Let matrix $A$ be symmetric and positive semidefinite. If there exists $a_{ii} = 0$, then $$\det (A) = 0$$ Here, $a_{ii}$ denotes any diagonal element of $A$.

I am really struggling to get an idea how to tackle this question. Can anyone help?

This is a basic consequence of Hadamard's inequality, which says that for an $n \times n$ positive semidefinite matrix $P$ with entries $(p_{i,j})$ that $$ \det(P) \leq \prod_{j = 1}^n p_{j,j}. $$ In your case we know that the RHS is zero, so the LHS must be as well (positive semidefinite matrices have nonnegative determinant).

If the "Hadamard's inequality" that you know is the version for arbitrary matrices, then we can immediately get this version using the so-called Cholesky decomposition of $\mathbf{A}$.

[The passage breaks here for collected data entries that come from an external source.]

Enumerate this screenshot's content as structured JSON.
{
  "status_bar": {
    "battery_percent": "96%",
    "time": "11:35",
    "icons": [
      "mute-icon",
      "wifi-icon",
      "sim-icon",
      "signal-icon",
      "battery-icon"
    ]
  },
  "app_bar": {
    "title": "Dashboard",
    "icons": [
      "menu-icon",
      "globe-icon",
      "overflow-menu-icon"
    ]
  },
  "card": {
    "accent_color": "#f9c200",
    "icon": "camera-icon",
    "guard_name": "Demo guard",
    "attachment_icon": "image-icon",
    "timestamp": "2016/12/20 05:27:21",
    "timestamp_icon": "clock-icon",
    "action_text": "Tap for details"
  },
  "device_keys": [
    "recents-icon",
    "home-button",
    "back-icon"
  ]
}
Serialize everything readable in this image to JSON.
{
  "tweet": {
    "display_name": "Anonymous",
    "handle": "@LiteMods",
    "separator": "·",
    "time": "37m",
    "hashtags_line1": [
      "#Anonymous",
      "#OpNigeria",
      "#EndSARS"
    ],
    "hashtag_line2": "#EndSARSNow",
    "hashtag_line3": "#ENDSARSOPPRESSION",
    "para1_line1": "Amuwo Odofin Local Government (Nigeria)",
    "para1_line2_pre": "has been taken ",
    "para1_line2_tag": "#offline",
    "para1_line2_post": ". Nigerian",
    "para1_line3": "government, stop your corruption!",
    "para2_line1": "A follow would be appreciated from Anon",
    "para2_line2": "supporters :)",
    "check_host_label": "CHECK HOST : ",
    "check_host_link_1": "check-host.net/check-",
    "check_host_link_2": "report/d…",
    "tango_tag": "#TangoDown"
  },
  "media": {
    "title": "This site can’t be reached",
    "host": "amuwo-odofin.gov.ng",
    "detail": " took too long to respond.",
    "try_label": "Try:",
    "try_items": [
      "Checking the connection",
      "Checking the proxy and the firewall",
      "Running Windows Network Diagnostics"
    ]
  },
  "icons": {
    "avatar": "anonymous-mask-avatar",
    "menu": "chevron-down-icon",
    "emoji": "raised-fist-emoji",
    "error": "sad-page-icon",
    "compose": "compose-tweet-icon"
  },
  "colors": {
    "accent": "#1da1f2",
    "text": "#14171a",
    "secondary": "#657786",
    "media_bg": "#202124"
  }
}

Here's another way to view it. We have for positive semidefinite $A$ that $\mathrm{det}(A) \neq 0$ iff $A >0$, i.e., it is positive definite with all of its eigenvalues strictly positive. This can be seen via the spectral decomposition, noting that the determinant of $A$ is the product of its eigenvalues.

Now if the $i$-th diagonal element of $A$ is $0$. Then let $e_i$ be the vector with a $1$ in the $i$-th component and zeros elsewhere. Then $e_i^T A e_i = 0$ which by definition implies that $A$ is not positive definite and hence $\mathrm{det}(A) = 0$.